Right, so we know we can treat Final Crisis as 'detachable' from all this, and that Batman and Son/The Black Glove/Batman RIP still comprise a unit of story. But now they're also part of something bigger - "Five book collections that tell one, big story"

Unless he's thinking far into the distant future, when everything from #655- 683 will be in one Omnibus and comprise one 'book collection', this seems to suggest that he thinks he's 3/5ths through the "one, big story" and that it'll be complete in twelve more issues or thereabouts, the number of comics it'd take to generate two more collections.


So as things stand... Final Crisis is a side-story, while Batman and Son, The Black Glove and Batman RIP make up both a three-volume novel and the first part of a five-part novel.

11 MAR 2009

This comes up again at IGN the following month...

IGN Comics: We've chatted at length with you in the past about your plans for Batman and how you view your work on the series as a long novel. Despite this being a new series, do you view this as a direct continuation of the previous work or would you consider this the beginning of a new novel?

Morrison: This is the next book in what will be a 5-volume series beginning 'Batman & Son' but it can be read on its own too. 'Batman and Robin' welcomes new readers!

[...]

IGN Comics: Do you consider Batman & Robin, despite featuring new people under the mask, yet another lens on the life of Bruce Wayne?

Morrison: No, this isn't about Bruce Wayne at all, except in as much as it deals with his absence.

It's a bit tricky by this stage to know what he means when he says 'book'. Does he mean book as in 'collection' or as in 'narative unit'?

After all, The Invisibles is structured as a three-volume novel, but is collected in seven trades. While Seven Soldiers is collected in four trades but is made up of seven 'books', which when combined with the two issues, build into one 'novel'.

So when he says Batman and Robin is the next book of five, it's not obvious if he means that the two collections it'll generate will make up books four and five of the "one, big story" or if he's thinking of all twelve issues of Batman and Robin as book four.

If it's the former, and the "one, big story" comprises...

Batman and Son

The Black Glove

Batman RIP

'Batman and Robin vol1'

'Batman and Robin vol2'

...and if Batman and Robin doesn't deal with Bruce at all,
then Morrison's "one, big story" unexpectedly doesn't include Bruce's return.

But wait! What's this...

22nd MAY 2009


IGN

IGN Comics: Speaking of Bruce Wayne – there are a lot of dangling plot threads and questions left from RIP and Final Crisis, specifically with Bruce in the past. How much of that will you be tackling in this twelve-issue run?
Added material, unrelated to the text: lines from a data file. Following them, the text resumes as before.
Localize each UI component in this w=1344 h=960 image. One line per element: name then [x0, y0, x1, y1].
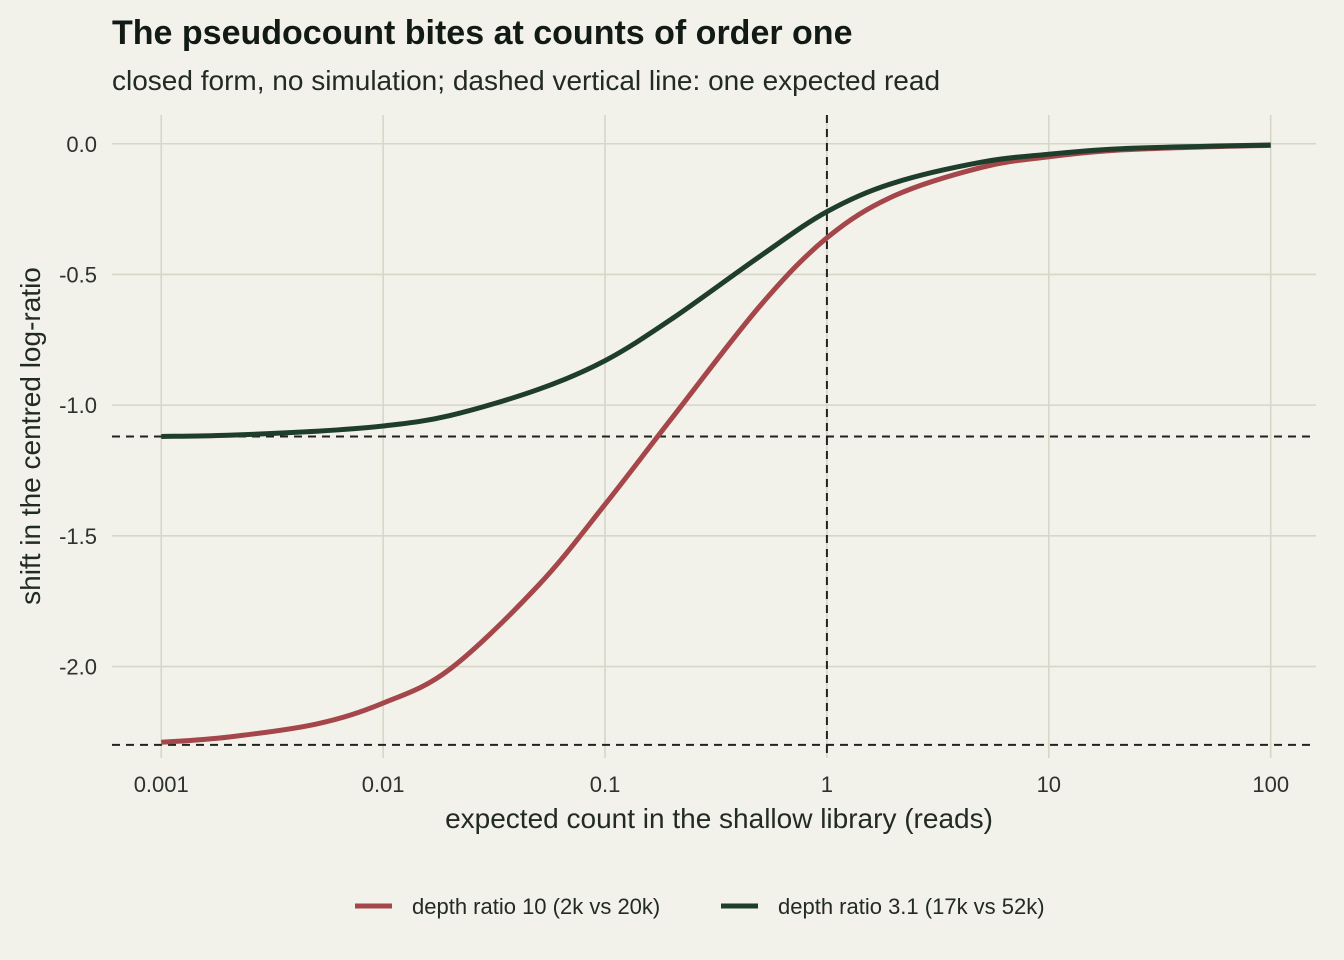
y-tick-label-1-0: -1.0: [59, 393, 97, 418]
chart-subtitle: closed form, no simulation; dashed verti…: [112, 65, 940, 96]
series-lines: [161, 142, 1271, 745]
x-tick-label-0-01: 0.01: [362, 772, 405, 797]
legend: depth ratio 10 (2k vs 20k) depth ratio 3…: [355, 894, 1045, 919]
legend-label-depth-ratio-10: depth ratio 10 (2k vs 20k): [412, 894, 660, 919]
y-tick-label-2-0: -2.0: [59, 655, 97, 680]
x-tick-label-1: 1: [821, 772, 833, 797]
series-line-depth-ratio-3-1-17k-vs-52k: [161, 142, 1271, 439]
x-tick-label-0-1: 0.1: [590, 772, 621, 797]
y-tick-label-1-5: -1.5: [59, 524, 97, 549]
gridlines: [112, 115, 1316, 758]
chart-title: The pseudocount bites at counts of order…: [112, 14, 852, 52]
reference-lines: [112, 115, 1316, 758]
y-axis-title: shift in the centred log-ratio: [15, 267, 46, 605]
x-tick-label-10: 10: [1037, 772, 1061, 797]
legend-label-depth-ratio-3-1: depth ratio 3.1 (17k vs 52k): [778, 894, 1045, 919]
x-tick-label-100: 100: [1252, 772, 1289, 797]
y-tick-label-0-5: -0.5: [59, 262, 97, 287]
tick-labels: 0.001 0.01 0.1 1 10 100 0.0 -0.5 -1.0 -1.5 -2.0: [59, 132, 1289, 797]
x-axis-title: expected count in the shallow library (r…: [445, 803, 993, 834]
y-tick-label-0-0: 0.0: [66, 132, 97, 157]
x-tick-label-0-001: 0.001: [134, 772, 189, 797]
series-line-depth-ratio-10-2k-vs-20k: [161, 142, 1271, 745]
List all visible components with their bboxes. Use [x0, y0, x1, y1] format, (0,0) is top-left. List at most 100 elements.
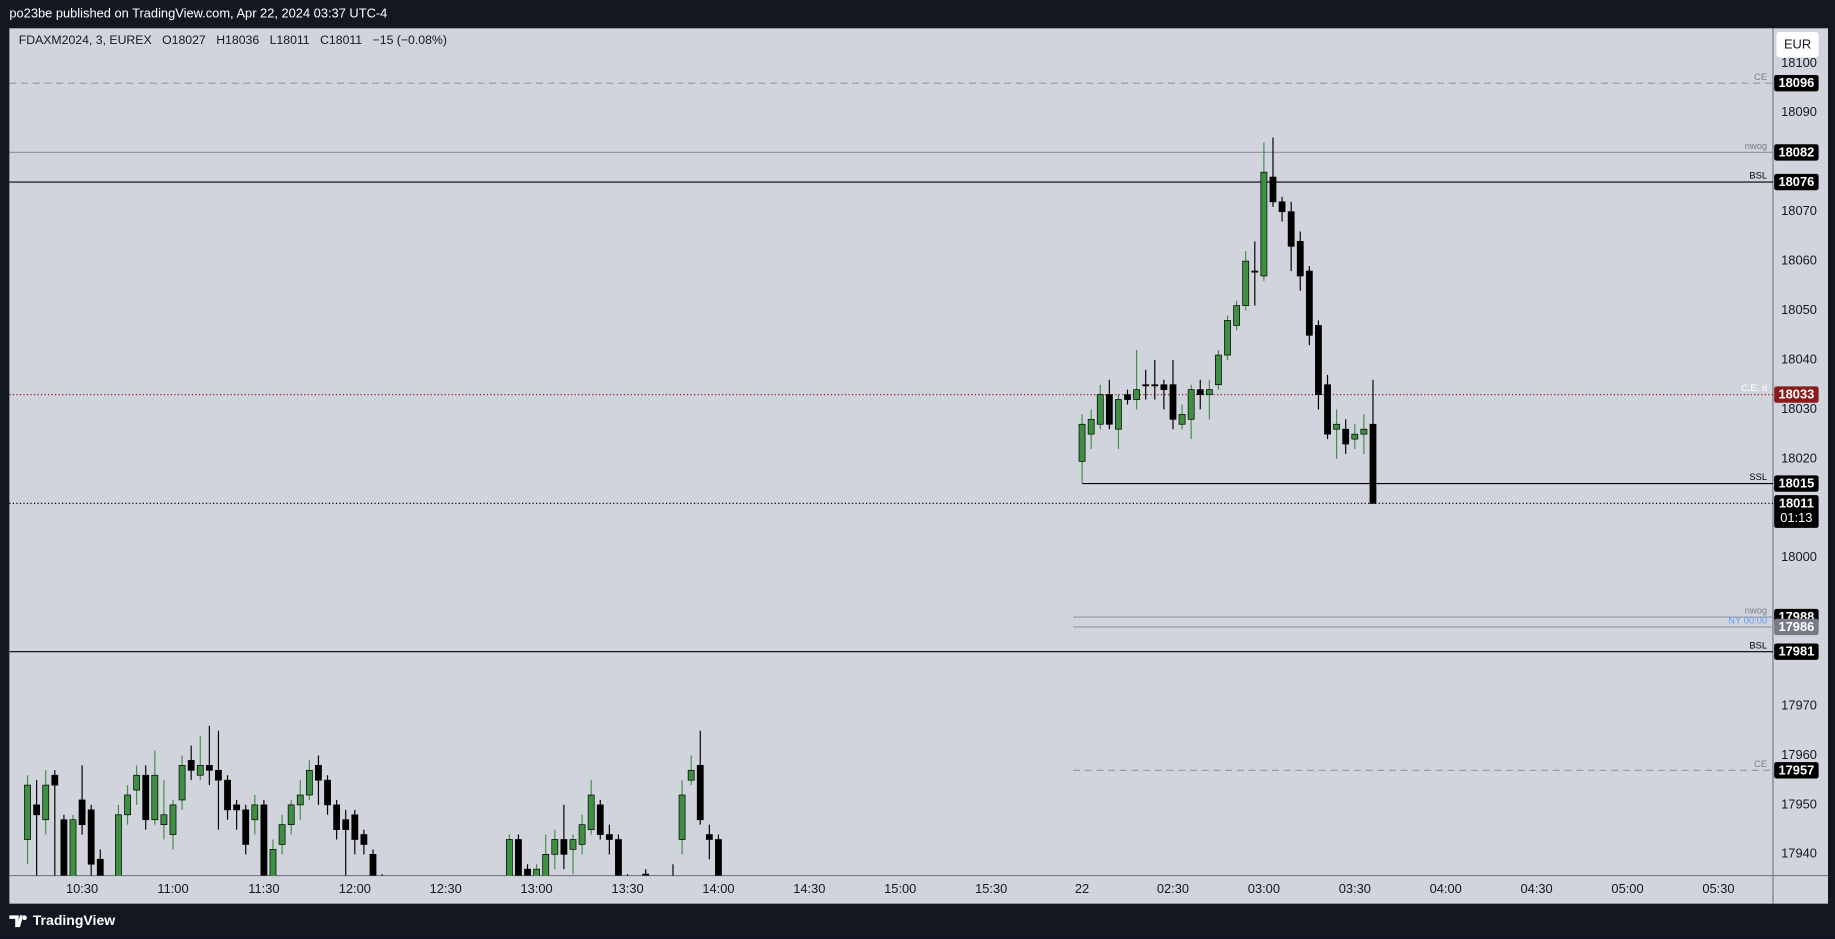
candle-body: [78, 799, 86, 826]
currency[interactable]: EUR: [1784, 37, 1811, 52]
last-price-box: [1774, 495, 1819, 528]
candle-body: [333, 804, 341, 830]
candle-body: [1351, 433, 1359, 440]
candle-body: [215, 769, 222, 781]
candle-body: [124, 794, 131, 816]
candle-body: [315, 765, 322, 781]
y-tick-label: 17970: [1781, 697, 1817, 712]
legend-symbol: FDAXM2024, 3, EUREX: [19, 33, 152, 47]
price-box-label: 17986: [1778, 619, 1814, 634]
level-label: nwog: [1745, 606, 1767, 616]
y-tick-label: 18060: [1781, 253, 1817, 268]
candle-body: [1305, 270, 1313, 336]
candle-body: [1360, 428, 1368, 435]
candle-body: [1233, 305, 1241, 326]
candle-body: [242, 809, 250, 845]
candle-body: [551, 839, 559, 855]
candle-body: [1324, 384, 1331, 435]
x-tick-label: 15:00: [884, 881, 916, 896]
candle-body: [1115, 399, 1122, 430]
y-tick-label: 17940: [1781, 846, 1817, 861]
candle-body: [605, 834, 613, 840]
level-label: NY 00:00: [1728, 616, 1767, 626]
candle-body: [60, 819, 68, 876]
candle-body: [178, 765, 186, 801]
candle-body: [196, 765, 204, 776]
candle-body: [1315, 325, 1322, 395]
x-tick-label: 14:30: [793, 881, 825, 896]
x-tick-label: 12:00: [339, 881, 371, 896]
candle-body: [1178, 414, 1186, 425]
currency-button[interactable]: [1776, 31, 1819, 58]
x-tick-label: 04:00: [1430, 881, 1462, 896]
y-tick-label: 17960: [1781, 747, 1817, 762]
candle-body: [1369, 423, 1377, 504]
candle-body: [1105, 394, 1113, 425]
candle-body: [69, 819, 77, 876]
candle-body: [1242, 260, 1250, 306]
candle-body: [278, 824, 286, 845]
y-tick-label: 18040: [1781, 351, 1817, 366]
candle-body: [1169, 384, 1177, 420]
candle-body: [1196, 389, 1204, 395]
y-tick-label: 18000: [1781, 549, 1817, 564]
x-tick-label: 15:30: [975, 881, 1007, 896]
price-box-label: 17957: [1778, 762, 1814, 777]
candle-body: [678, 794, 686, 840]
candle-body: [42, 784, 50, 821]
candle-body: [1287, 211, 1295, 247]
y-tick-label: 18050: [1781, 302, 1817, 317]
candle-body: [351, 814, 359, 840]
legend-open: O18027: [162, 33, 206, 47]
publisher: po23be published on TradingView.com, Apr…: [9, 6, 387, 21]
price-box: [1774, 74, 1819, 92]
candle-body: [169, 804, 177, 835]
candle-body: [515, 839, 522, 876]
x-tick-label: 04:30: [1521, 881, 1553, 896]
candle-body: [1278, 201, 1286, 213]
logo: [9, 915, 27, 928]
candle-body: [1342, 428, 1350, 445]
x-tick-label: 05:00: [1611, 881, 1643, 896]
candle-body: [1205, 389, 1213, 395]
y-tick-label: 18090: [1781, 104, 1817, 119]
candle-body: [1078, 423, 1086, 462]
candle-body: [287, 804, 295, 826]
candle-body: [1333, 423, 1341, 430]
legend-low: L18011: [270, 33, 310, 47]
candle-body: [596, 804, 604, 835]
candle-body: [251, 804, 259, 821]
price-box: [1774, 386, 1819, 403]
candle-body: [524, 868, 531, 876]
price-box: [1774, 475, 1819, 492]
candle-body: [505, 839, 513, 876]
candle-body: [87, 809, 95, 865]
countdown: 01:13: [1780, 510, 1812, 525]
candle-body: [342, 819, 350, 830]
candle-body: [1260, 171, 1268, 277]
x-tick-label: 05:30: [1702, 881, 1734, 896]
price-box: [1774, 173, 1819, 191]
price-box: [1774, 643, 1819, 660]
y-tick-label: 18100: [1781, 55, 1817, 70]
x-tick-label: 11:00: [157, 881, 188, 896]
x-tick-label: 03:30: [1339, 881, 1371, 896]
last-price-label: 18011: [1779, 495, 1814, 510]
candle-body: [151, 774, 159, 821]
candle-body: [233, 804, 241, 811]
x-tick-label: 22: [1075, 881, 1089, 896]
candle-body: [1133, 389, 1141, 400]
candle-body: [324, 779, 331, 806]
axes: 18100 18090 18070 18060 18050 18040 18030 18020…: [66, 55, 1819, 896]
candle-body: [587, 794, 595, 830]
chart-bg: [9, 28, 1828, 904]
x-tick-label: 14:00: [702, 881, 734, 896]
legend: FDAXM2024, 3, EUREX O18027 H18036 L18011…: [19, 33, 447, 47]
price-box-label: 18096: [1778, 75, 1814, 90]
price-box: [1774, 144, 1819, 161]
candle-body: [1224, 320, 1231, 356]
candle-body: [33, 804, 41, 816]
candle-body: [1096, 394, 1104, 425]
candle-body: [1251, 270, 1259, 273]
Morrison: Everything about that will be tied up by the end. Everything that's happening with Bruce and Bruce's world will be revealed in detail and resolved by the end of Batman and Robin's first year.

It may be worth noting for later that there's a possible dodge there. He says it'll all be tied up by the end of Batman and Robin's first year, but doesn't actually say that'll happen in Batman and Robin.

1st July 2009
io9

Here we learn that yes, Batman and Robin's twelve issues was to have been the end of the Morrison Uber-Bat Epic, but that things may be changing...

io9: You've talked before about how the first year of the series works out, with artist Frank Quitely drawing the first and last three issues. What happens after the first year of the book? Are you planning on sticking around with Batman as a character, or will you be finished with Gotham for awhile once #13 rolls around?

Morrison: That was the original plan but I can't seem to stop coming up with ideas for Batman, so we'll see how it goes.